İçinde yaşadığımız yüzyılın ortasından sonra Afrika nüfusunun Asya’yı yakalaması bekleniyor. Afrika’nın bu nüfus yoğunluğunu karşılayacak kaynaklara bugün bile sahip olmadığını biliyoruz. İklim değişikliği ile birlikte insanların kendilerini doyurmaları neredeyse imkansız olacak. Eğer Avrupa şu andaki politikasına devam edecek olursa ki devam etmemesi için bir sebep yok, bu insanlar ya açlıktan ölecekler ya da kuzeye doğru büyük gruplar halinde yola çıkacaklar. Bu grupların hedefi olabildiğince kuzeye gitmek olduğundan ülkemizin konumu büyük önem taşıyor olacak. Bu sefer sözünü ettiğimiz insan sayısı Suriye’den gelmiş olan 4 milyonun yüz katını aşabilir. Bu kadar insanı ülkemizde misafir etme gibi bir ihtimal söz konusu değildir. Avrupa’ya gitmeleri de söz konusu olmadığından iklim değişikliği ile birlikte bir süreliğine geniş tarım alanlarına sahip olması beklenen Rusya bu insanların doğal hedefi haline gelecektir. Rusya’nın Asya’daki topraklarındaki nüfus yoğunluğu son derece düşüktür. Ayrıca Rusya’nın nüfusu da Afrika’da olduğu gibi artmamaktadır. Bu hem Afrika’dan gelenler hem de Rusya için çok faydalı bir durum yaratabilir. Yalnız eminim bunun planlamasını Ruslar yapıyordur. Yoksa zaman içerisinde artan mülteci sayısı bizim sınırlarımıza dayandığında çok büyük bir sorunla karşılaşacağımız kesindir.
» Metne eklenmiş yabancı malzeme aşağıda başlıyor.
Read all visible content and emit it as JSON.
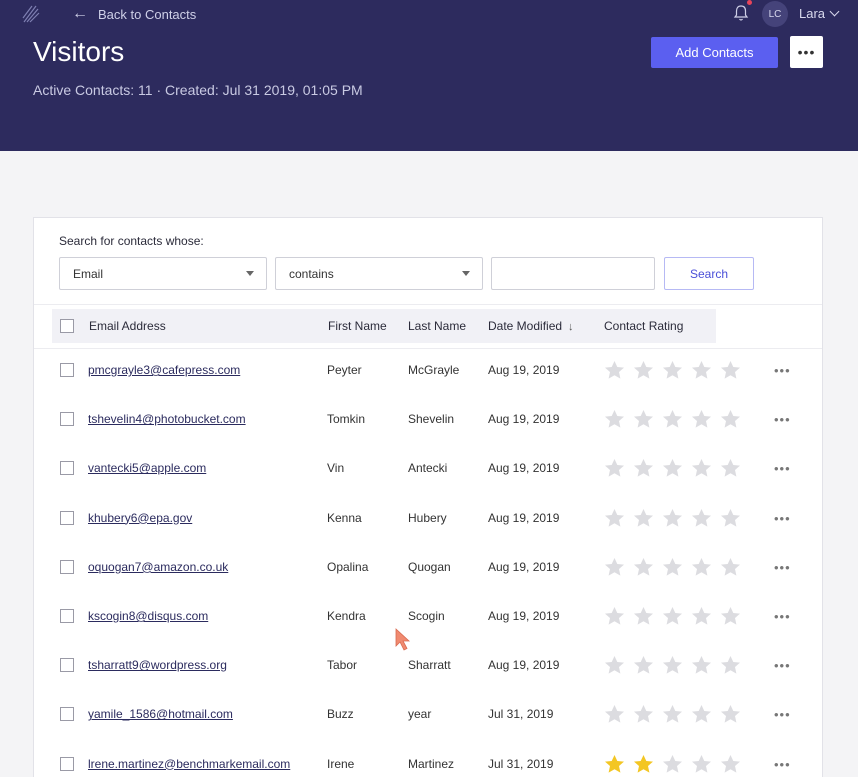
{
  "header": {
    "back_label": "Back to Contacts",
    "title": "Visitors",
    "meta": "Active Contacts: 11  ·  Created: Jul 31 2019, 01:05 PM",
    "avatar_initials": "LC",
    "user_name": "Lara",
    "add_button": "Add Contacts",
    "more_button": "•••",
    "bg_color": "#2d2b5e",
    "accent_color": "#5b5ff0"
  },
  "search": {
    "label": "Search for contacts whose:",
    "field": "Email",
    "operator": "contains",
    "value": "",
    "button": "Search"
  },
  "table": {
    "columns": [
      "Email Address",
      "First Name",
      "Last Name",
      "Date Modified",
      "Contact Rating"
    ],
    "sort_indicator": "↓",
    "rows": [
      {
        "email": "pmcgrayle3@cafepress.com",
        "first": "Peyter",
        "last": "McGrayle",
        "date": "Aug 19, 2019",
        "rating": 0
      },
      {
        "email": "tshevelin4@photobucket.com",
        "first": "Tomkin",
        "last": "Shevelin",
        "date": "Aug 19, 2019",
        "rating": 0
      },
      {
        "email": "vantecki5@apple.com",
        "first": "Vin",
        "last": "Antecki",
        "date": "Aug 19, 2019",
        "rating": 0
      },
      {
        "email": "khubery6@epa.gov",
        "first": "Kenna",
        "last": "Hubery",
        "date": "Aug 19, 2019",
        "rating": 0
      },
      {
        "email": "oquogan7@amazon.co.uk",
        "first": "Opalina",
        "last": "Quogan",
        "date": "Aug 19, 2019",
        "rating": 0
      },
      {
        "email": "kscogin8@disqus.com",
        "first": "Kendra",
        "last": "Scogin",
        "date": "Aug 19, 2019",
        "rating": 0
      },
      {
        "email": "tsharratt9@wordpress.org",
        "first": "Tabor",
        "last": "Sharratt",
        "date": "Aug 19, 2019",
        "rating": 0
      },
      {
        "email": "yamile_1586@hotmail.com",
        "first": "Buzz",
        "last": "year",
        "date": "Jul 31, 2019",
        "rating": 0
      },
      {
        "email": "lrene.martinez@benchmarkemail.com",
        "first": "Irene",
        "last": "Martinez",
        "date": "Jul 31, 2019",
        "rating": 2
      }
    ],
    "row_more": "•••",
    "star_empty_color": "#dcdce0",
    "star_filled_color": "#f3c623"
  }
}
Ülkemiz şu anda dünyada en fazla mülteci barındıran ülke durumundadır. İhtiyacı olan insanlara sırt çevirmemiş olmak, eğer doğru kullanılacak olursa, çok önemli politik bir koz haline gelebilir. Gelecekte bu mülteci sayısının çok daha artacağını düşünecek olursak ülkemiz hiç istemese de dünyada bu alandaki kilit ülkelerden biri haline gelebilir.
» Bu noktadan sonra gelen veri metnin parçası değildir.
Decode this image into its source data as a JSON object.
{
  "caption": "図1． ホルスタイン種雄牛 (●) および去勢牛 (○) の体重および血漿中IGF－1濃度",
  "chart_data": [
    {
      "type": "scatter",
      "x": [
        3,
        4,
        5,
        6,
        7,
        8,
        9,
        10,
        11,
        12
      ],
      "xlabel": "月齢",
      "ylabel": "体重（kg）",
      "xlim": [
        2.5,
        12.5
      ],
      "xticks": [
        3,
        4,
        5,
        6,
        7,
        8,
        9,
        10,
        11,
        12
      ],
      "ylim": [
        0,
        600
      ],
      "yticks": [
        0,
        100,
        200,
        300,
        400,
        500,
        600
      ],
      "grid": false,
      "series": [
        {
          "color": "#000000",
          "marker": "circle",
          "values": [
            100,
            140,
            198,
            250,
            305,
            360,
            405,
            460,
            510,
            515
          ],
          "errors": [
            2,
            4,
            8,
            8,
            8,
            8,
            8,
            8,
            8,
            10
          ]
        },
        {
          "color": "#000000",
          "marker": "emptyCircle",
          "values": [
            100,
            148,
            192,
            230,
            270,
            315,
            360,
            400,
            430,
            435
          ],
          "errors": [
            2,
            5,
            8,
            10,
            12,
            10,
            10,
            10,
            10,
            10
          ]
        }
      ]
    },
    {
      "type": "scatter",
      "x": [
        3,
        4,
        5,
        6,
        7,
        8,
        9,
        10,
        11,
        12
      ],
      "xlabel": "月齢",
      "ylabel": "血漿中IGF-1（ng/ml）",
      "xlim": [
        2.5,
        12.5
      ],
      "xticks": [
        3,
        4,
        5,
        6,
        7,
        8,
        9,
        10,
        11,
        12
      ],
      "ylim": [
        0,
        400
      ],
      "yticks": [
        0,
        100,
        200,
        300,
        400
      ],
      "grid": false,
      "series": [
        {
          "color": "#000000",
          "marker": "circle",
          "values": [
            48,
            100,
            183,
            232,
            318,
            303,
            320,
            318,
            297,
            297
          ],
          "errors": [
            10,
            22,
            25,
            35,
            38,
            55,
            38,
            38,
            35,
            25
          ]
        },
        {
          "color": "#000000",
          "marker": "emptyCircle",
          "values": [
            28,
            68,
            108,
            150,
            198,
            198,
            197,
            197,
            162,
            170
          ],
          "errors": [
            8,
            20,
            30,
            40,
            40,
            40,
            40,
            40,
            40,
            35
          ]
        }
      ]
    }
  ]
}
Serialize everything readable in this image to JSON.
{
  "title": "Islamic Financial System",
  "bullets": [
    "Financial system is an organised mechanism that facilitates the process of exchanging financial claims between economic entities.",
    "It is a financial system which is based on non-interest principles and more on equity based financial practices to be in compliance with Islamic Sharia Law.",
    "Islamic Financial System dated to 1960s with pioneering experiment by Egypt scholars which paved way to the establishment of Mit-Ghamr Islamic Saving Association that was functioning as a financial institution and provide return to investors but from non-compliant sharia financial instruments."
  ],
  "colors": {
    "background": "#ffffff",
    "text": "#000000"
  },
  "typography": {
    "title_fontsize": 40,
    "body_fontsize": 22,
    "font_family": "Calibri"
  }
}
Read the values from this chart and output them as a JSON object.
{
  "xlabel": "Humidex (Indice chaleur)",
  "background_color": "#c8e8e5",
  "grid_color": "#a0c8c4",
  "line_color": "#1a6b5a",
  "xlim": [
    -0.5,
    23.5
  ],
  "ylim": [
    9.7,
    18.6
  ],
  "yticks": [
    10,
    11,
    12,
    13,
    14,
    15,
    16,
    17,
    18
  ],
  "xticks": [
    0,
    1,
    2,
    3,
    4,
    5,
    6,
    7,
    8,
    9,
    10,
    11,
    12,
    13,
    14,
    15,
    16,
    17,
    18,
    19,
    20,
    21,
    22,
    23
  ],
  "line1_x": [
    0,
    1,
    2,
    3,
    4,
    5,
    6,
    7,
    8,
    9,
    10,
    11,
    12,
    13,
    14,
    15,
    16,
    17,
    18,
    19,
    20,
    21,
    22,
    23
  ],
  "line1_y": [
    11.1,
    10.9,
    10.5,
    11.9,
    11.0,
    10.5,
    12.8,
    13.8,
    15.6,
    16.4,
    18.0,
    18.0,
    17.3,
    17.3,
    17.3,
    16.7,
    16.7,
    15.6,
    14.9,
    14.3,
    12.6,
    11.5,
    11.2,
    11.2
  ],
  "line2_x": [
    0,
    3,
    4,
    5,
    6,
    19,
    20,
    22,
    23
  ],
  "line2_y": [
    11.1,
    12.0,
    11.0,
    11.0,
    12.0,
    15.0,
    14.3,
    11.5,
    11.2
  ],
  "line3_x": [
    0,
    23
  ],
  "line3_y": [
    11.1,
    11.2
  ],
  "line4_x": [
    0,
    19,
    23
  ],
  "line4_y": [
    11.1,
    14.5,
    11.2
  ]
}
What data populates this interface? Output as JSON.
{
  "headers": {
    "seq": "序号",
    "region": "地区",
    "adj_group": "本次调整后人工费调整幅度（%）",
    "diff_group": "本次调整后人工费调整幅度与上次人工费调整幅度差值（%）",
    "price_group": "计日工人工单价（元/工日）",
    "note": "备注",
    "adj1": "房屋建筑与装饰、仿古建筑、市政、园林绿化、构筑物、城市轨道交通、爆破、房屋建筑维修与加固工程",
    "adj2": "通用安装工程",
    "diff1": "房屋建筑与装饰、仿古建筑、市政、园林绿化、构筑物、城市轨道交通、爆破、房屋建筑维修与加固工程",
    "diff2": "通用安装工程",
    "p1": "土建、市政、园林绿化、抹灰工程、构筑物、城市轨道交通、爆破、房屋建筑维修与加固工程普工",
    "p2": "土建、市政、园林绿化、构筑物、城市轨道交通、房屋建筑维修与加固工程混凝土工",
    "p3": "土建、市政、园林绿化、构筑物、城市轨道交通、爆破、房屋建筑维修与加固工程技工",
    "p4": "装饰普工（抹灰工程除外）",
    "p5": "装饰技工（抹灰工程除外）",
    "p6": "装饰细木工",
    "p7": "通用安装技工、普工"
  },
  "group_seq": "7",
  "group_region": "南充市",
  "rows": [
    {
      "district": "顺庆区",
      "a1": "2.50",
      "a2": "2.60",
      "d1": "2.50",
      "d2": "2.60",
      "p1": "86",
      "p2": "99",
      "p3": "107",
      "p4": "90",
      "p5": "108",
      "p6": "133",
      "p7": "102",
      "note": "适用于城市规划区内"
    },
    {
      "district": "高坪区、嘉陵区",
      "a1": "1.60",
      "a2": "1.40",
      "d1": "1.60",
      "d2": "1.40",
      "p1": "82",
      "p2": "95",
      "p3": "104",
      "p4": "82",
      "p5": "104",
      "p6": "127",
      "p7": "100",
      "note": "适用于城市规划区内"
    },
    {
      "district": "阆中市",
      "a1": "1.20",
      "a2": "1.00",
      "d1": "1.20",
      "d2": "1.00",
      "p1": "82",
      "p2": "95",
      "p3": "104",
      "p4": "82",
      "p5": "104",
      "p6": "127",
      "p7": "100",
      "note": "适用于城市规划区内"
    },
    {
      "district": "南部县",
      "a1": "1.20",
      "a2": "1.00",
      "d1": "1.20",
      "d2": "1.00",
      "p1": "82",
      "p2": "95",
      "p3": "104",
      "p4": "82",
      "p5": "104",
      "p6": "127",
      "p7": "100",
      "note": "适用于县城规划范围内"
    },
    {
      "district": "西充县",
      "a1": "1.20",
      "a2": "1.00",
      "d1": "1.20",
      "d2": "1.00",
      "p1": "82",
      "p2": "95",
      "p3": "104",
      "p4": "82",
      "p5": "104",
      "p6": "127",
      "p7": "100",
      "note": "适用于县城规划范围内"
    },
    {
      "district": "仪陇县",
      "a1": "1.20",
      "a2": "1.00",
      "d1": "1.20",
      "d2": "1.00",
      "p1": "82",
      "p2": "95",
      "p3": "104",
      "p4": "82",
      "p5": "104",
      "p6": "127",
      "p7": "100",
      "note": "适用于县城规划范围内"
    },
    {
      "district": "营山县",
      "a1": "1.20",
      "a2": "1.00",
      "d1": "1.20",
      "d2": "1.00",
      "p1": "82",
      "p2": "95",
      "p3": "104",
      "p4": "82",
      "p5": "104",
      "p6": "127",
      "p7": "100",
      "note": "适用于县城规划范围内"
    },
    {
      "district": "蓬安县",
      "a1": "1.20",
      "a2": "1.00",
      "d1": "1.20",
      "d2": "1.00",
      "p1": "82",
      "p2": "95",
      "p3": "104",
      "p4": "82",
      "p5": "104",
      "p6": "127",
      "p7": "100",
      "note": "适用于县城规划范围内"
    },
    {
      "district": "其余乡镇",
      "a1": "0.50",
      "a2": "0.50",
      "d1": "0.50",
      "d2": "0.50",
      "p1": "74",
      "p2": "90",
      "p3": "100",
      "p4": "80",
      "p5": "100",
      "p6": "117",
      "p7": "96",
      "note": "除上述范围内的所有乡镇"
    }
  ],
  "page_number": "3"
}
Bu ay içerisinde dünyanın üç büyük buz kütlesinin de beklenenden çok daha hızlı erimekte olduğu haberini aldık. Eğer Grönland, Antarktika ve Himalaya buzulları bu hızda eriyecek olurlarsa 2050 yılını bulmadan deniz seviyesindeki yükselme bir metreye ulaşabilir. Bu yükselmenin ülkemiz için büyük sorunlar yaratacağı tartışılmaz. Ancak Bangladeş gibi nüfusunun büyük kısmı deniz seviyesinden birkaç metre yukarıda yaşayan bir ülke için bu hem besin kaynaklarının kaybı hem de 200 milyona yakın insanın çok küçük bir toprak parçasına sıkışması anlamına gelecektir. Bugün birkaç yüz bin mülteciye yardım etmekte zorlanan gelişmiş ülkelerin böylesi bir insani kriz karşısında çaresiz kalacakları açıktır. Bu tür krizleri önlemenin tek yolu iklim değişikliğini çok geç olmadan durdurmaktır. Myanmar ile Hindistan arasında sıkışıp kalmış ve açlıktan ölebilecek 200 milyon kişinin göç edebileceği bir imkan yaratmak o problem ortaya çıktığında kolayca başımızı çevirebileceğimiz bir problem olmayacaktır.